Condamné en Guinée il demeurera en France

Tribunal administratif d'Orléans

L'arrêté de reconduite à la frontière prise par le préfet du Loir-et-Cher en date du 22 décembre 2011 vient d'être annulé en justice.

Un jeune homme âgé de 23 ans, de nationalité guinéenne, avait fui son pays après les terribles événements perpétrés au stade de Conakry en septembre 2009. Le meurtre et le viol par les forces de sécurité guinéennes de centaines de sympathisants de l'opposition ont été depuis considérés comme des crimes contre l'humanité.
Entré sur le territoire français, il ne retournera pas en Guinée comme le souhaitait l'administration.

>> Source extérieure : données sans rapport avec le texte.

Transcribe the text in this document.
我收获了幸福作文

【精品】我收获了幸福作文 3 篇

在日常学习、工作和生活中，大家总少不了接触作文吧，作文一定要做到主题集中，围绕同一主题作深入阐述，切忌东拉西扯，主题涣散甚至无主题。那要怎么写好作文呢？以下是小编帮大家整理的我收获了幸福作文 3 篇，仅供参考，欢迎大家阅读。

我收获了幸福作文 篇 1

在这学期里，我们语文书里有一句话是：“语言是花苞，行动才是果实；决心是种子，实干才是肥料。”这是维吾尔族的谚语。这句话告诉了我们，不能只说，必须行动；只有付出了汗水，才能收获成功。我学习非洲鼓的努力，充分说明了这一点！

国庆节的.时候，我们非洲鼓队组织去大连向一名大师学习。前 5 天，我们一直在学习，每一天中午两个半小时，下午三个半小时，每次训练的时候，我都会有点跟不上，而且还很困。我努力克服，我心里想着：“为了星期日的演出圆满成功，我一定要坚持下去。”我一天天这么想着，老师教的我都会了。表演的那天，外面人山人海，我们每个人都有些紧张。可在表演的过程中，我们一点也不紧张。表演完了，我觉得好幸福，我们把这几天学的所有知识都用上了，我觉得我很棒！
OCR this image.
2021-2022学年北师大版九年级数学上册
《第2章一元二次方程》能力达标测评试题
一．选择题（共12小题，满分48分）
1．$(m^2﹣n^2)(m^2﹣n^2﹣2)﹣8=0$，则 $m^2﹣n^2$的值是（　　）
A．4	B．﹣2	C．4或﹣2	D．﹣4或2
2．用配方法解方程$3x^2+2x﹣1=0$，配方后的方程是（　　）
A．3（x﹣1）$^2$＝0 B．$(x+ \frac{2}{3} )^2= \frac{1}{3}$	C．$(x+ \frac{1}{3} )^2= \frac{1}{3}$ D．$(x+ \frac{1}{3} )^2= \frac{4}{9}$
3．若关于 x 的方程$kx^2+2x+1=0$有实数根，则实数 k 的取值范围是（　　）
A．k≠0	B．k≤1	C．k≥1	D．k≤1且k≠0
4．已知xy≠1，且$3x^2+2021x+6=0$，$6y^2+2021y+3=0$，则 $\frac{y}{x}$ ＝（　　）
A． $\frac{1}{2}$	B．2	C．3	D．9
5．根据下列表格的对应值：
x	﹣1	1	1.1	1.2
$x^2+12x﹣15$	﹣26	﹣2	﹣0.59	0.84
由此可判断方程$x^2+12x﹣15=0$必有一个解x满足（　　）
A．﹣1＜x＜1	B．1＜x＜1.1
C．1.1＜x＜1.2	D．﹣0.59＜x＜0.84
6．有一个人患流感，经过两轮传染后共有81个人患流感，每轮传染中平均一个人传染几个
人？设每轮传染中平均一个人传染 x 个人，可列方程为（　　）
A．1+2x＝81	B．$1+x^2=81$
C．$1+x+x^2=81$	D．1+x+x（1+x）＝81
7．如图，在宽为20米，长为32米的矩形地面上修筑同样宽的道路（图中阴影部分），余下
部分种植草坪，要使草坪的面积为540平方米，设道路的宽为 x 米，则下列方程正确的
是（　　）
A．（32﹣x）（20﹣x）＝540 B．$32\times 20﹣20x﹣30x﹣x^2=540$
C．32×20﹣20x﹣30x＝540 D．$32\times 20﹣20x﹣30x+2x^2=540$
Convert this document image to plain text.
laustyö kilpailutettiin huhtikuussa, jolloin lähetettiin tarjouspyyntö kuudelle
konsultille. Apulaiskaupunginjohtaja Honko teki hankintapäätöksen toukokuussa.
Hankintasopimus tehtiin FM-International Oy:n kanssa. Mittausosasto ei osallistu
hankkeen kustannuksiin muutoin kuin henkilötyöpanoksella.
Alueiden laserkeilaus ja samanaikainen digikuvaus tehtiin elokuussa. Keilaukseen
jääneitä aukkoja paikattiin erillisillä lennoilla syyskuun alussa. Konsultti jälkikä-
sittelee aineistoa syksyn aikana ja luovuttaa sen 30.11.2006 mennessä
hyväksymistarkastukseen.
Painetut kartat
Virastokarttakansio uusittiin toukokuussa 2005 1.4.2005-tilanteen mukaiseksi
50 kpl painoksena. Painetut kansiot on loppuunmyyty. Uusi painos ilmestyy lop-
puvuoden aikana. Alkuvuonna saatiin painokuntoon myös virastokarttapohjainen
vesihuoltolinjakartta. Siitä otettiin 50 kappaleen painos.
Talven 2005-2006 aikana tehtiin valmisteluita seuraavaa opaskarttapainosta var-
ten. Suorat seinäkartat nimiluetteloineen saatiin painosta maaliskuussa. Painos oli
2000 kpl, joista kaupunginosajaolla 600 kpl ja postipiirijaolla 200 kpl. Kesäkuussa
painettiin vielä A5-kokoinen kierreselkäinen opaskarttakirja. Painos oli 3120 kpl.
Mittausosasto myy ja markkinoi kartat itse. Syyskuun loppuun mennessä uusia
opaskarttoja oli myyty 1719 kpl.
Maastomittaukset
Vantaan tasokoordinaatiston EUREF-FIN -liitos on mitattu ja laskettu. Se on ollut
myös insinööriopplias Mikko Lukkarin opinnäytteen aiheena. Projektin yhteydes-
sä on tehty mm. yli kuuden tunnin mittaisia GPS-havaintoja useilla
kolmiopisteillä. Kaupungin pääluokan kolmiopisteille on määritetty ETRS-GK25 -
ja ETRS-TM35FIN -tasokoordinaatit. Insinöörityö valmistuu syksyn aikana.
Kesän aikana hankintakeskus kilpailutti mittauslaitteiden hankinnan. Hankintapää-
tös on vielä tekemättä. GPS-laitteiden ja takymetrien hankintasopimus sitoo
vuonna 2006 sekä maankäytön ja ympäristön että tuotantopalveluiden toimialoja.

Un retour en Guinée mettant en danger sa vie

Le jeune homme entré en France en août 2010 sans pouvoir justifier d'une entrée régulière avait sollicité le statut de réfugié auprès de l'Office français de protection de réfugiés et apatrides (Ofpra). Mais, le 15 mars 2011, ce statut lui était refusé. La cour nationale du droit d'asile confirmait cette décision le 28 septembre dernier.
Trois mois plus tard, le préfet du Loir-et-Cher l'obligeait à quitter le territoire et fixait le pays vers lequel il sera renvoyé.
Le dossier était alors confié à Me Laurent Toubale. L'avocat estimait que ce jeune homme risquait sans aucun doute sa vie en cas de retour dans son pays d'origine.
Dans ses attendus, le tribunal a considéré que les éléments apportés par le requérant étaient significatifs. « Pour démontrer le risque qu'il encourt en cas de retour en Guinée, le requérant produit un extrait de jugement du tribunal de Conakry du 25 août 2010 le déclarant coupable des faits d'attroupement, d'assassinat et de troubles à l'ordre public lors du rassemblement de l'opposition au stade de Conakry le 28 septembre 2009 et le condamnant par défaut à cinq ans de prison ferme, ainsi qu'un mandat d'arrêt signé par le procureur de la République en décembre 2011 ».
Les juges ont relevé que le préfet ne contredisait pas la valeur probante de ces éléments, mais il se bornait à faire valoir qu'ils lui avaient été adressés postérieurement à la date de l'arrêté attaqué. Ils ont de ce fait annulé l'arrêté de reconduite à la frontière pris par le préfet du Loir-et-Cher. En revanche, ils ont estimé qu'en se basant sur les décisions prises par l'Ofpra, le préfet n'avait pas commis d'erreur d'appréciation en refusant de délivrer un titre de séjour à ce jeune Guinéen.